Smoking 0.13 (1 to 2 puffs) of a cigarette resulted in 50% occupancy of alpha 4 beta 2* nAChRs for 3.1 hours after smoking. Smoking a full cigarette (or more) resulted in more than 88% receptor occupancy and was accompanied by a reduction in cigarette craving. A venous plasma nicotine concentration of 0.87 ng/mL (roughly 1/25th of the level achieved in typical daily smokers) was associated with 50% occupancy of alpha 4 beta 2* nAChRs.

CONCLUSIONS

Cigarette smoking in amounts used by typical daily smokers leads to nearly complete occupancy of alpha 4 beta 2* nAChRs, indicating that tobacco-dependent smokers maintain alpha 4 beta 2* nAChR saturation throughout the day.
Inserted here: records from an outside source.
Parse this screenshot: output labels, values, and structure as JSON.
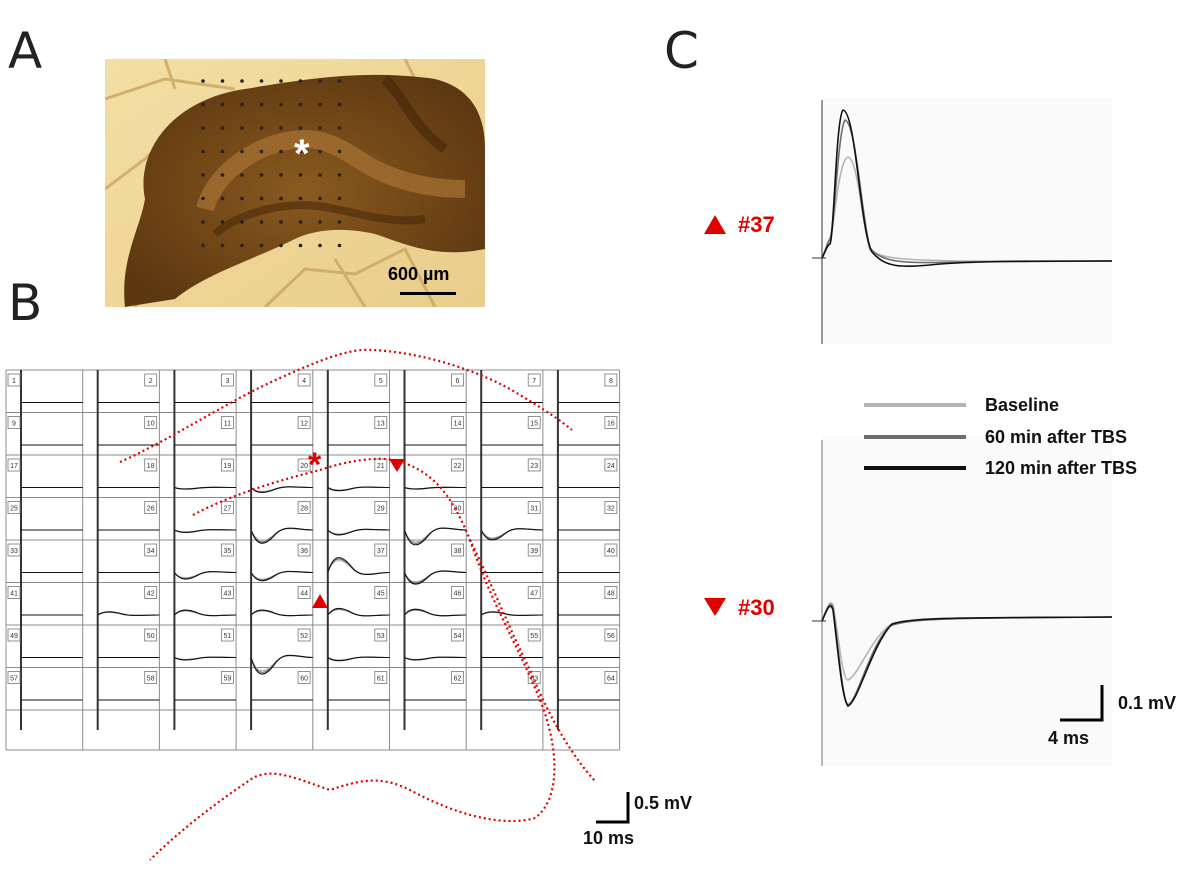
{
  "panels": {
    "a": "A",
    "b": "B",
    "c": "C"
  },
  "panel_a": {
    "asterisk": "*",
    "scale_label": "600 µm"
  },
  "panel_b": {
    "electrode_numbers": [
      "1",
      "2",
      "3",
      "4",
      "5",
      "6",
      "7",
      "8",
      "9",
      "10",
      "11",
      "12",
      "13",
      "14",
      "15",
      "16",
      "17",
      "18",
      "19",
      "20",
      "21",
      "22",
      "23",
      "24",
      "25",
      "26",
      "27",
      "28",
      "29",
      "30",
      "31",
      "32",
      "33",
      "34",
      "35",
      "36",
      "37",
      "38",
      "39",
      "40",
      "41",
      "42",
      "43",
      "44",
      "45",
      "46",
      "47",
      "48",
      "49",
      "50",
      "51",
      "52",
      "53",
      "54",
      "55",
      "56",
      "57",
      "58",
      "59",
      "60",
      "61",
      "62",
      "63",
      "64"
    ],
    "scale_voltage": "0.5 mV",
    "scale_time": "10 ms",
    "asterisk": "*"
  },
  "panel_c": {
    "trace_top_label": "#37",
    "trace_bottom_label": "#30",
    "legend": [
      {
        "label": "Baseline",
        "color": "#b4b4b4"
      },
      {
        "label": "60 min after TBS",
        "color": "#6e6e6e"
      },
      {
        "label": "120 min after TBS",
        "color": "#111111"
      }
    ],
    "scale_voltage": "0.1 mV",
    "scale_time": "4 ms"
  },
  "colors": {
    "marker_red": "#e00000",
    "grid": "#808080"
  }
}
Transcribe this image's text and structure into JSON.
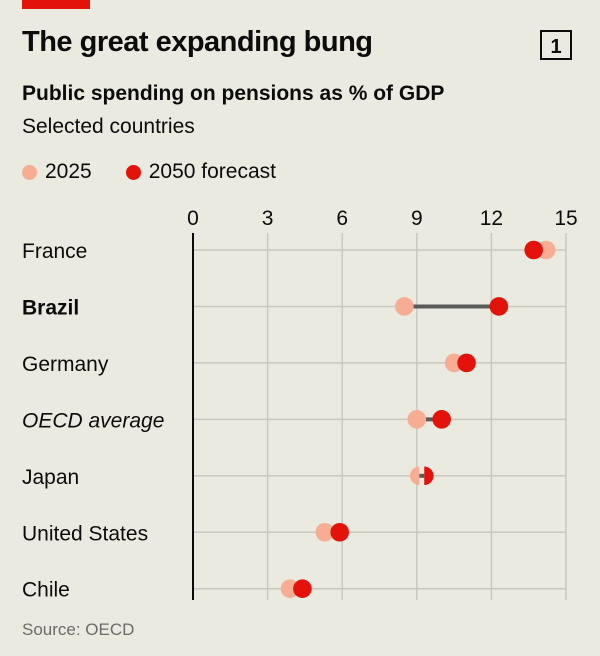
{
  "header": {
    "title": "The great expanding bung",
    "chart_number": "1",
    "subtitle": "Public spending on pensions as % of GDP",
    "subtitle2": "Selected countries"
  },
  "source": "Source: OECD",
  "colors": {
    "2025": "#f6ad93",
    "2050": "#e3120b",
    "connector": "#5a5a5a",
    "background": "#ebeae0"
  },
  "chart_data": {
    "type": "dot-plot",
    "title": "Public spending on pensions as % of GDP",
    "xlim": [
      0,
      15
    ],
    "ticks": [
      "0",
      "3",
      "6",
      "9",
      "12",
      "15"
    ],
    "tick_values": [
      0,
      3,
      6,
      9,
      12,
      15
    ],
    "legend_placement": "top-left",
    "grid": true,
    "categories": [
      {
        "label": "France",
        "style": "normal"
      },
      {
        "label": "Brazil",
        "style": "bold"
      },
      {
        "label": "Germany",
        "style": "normal"
      },
      {
        "label": "OECD average",
        "style": "italic"
      },
      {
        "label": "Japan",
        "style": "normal"
      },
      {
        "label": "United States",
        "style": "normal"
      },
      {
        "label": "Chile",
        "style": "normal"
      }
    ],
    "series": [
      {
        "name": "2025",
        "values": [
          14.2,
          8.5,
          10.5,
          9.0,
          9.1,
          5.3,
          3.9
        ]
      },
      {
        "name": "2050 forecast",
        "values": [
          13.7,
          12.3,
          11.0,
          10.0,
          9.3,
          5.9,
          4.4
        ]
      }
    ]
  }
}
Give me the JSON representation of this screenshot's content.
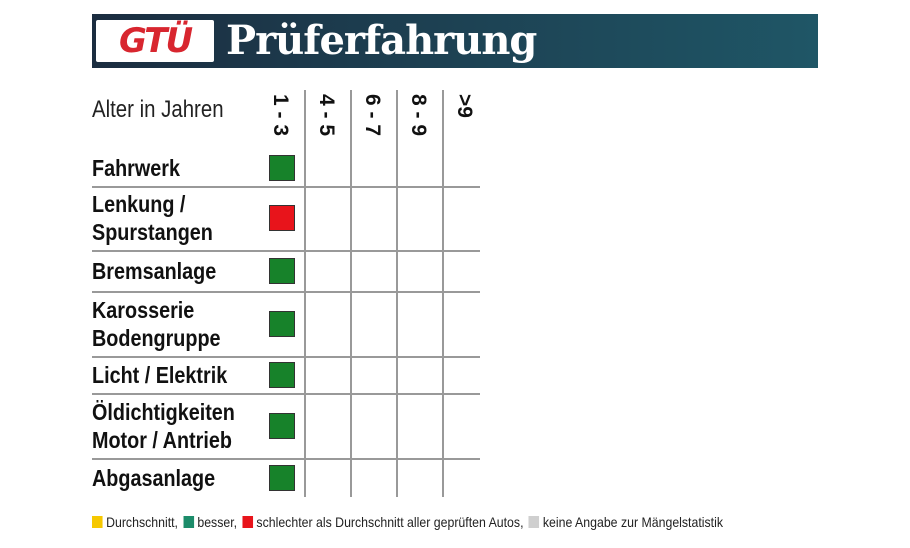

Because prolonged binding of nicotine to alpha 4 beta 2* nAChRs is associated with desensitization of these receptors, the extent of receptor occupancy found herein suggests that smoking may lead to withdrawal alleviation by maintaining nAChRs in the desensitized state.

摘要

背景

2-[18F]氟-3-(2(S)-氮杂环丁烷甲氧基)吡啶(2-F-A-85380,简称为2-FA)是一种最近开发的放射性配体,可通过正电子发射断层扫描(PET)在人体中实现脑α4β2*烟碱型乙酰胆碱受体(nAChRs)的可视化。

目的

确定吸烟对烟草依赖吸烟者α4β2* nAChR占有率的影响。

设计

进行了14次2-FA PET扫描。在PET扫描期间,受试者吸食5种量(无、1口、3口、1支整烟或至饱腹感[2(1/2)至3支香烟])中的1种。

地点

学术性脑成像中心。

参与者

11名烟草依赖吸烟者(付费志愿者)。主要观察指标:用2-FA和PET测量吸烟对富含nAChR的脑区中α4β2* nAChRs占有率的剂量依赖性效应。

结果

吸食0.13(1至2口)香烟导致吸烟后3.1小时内α4β2* nAChRs占有率达到50%。吸食1支整烟(或更多)导致受体占有率超过88%,并伴有烟瘾减轻。静脉血浆尼古丁浓度为0.87 ng/mL(约为典型每日吸烟者所达到水平的1/25)与α4β2* nAChRs占有率50%相关。

结论

典型每日吸烟者所吸食的香烟量会导致α4β2* nAChRs几乎完全被占据,这表明烟草依赖吸烟者全天维持α4β2* nAChR饱和状态。由于尼古丁与α4β2* nAChRs的长时间结合与这些受体的脱敏有关,本文发现的受体占有率程度表明吸烟可能通过使nAChRs维持在脱敏状态而减轻戒断症状。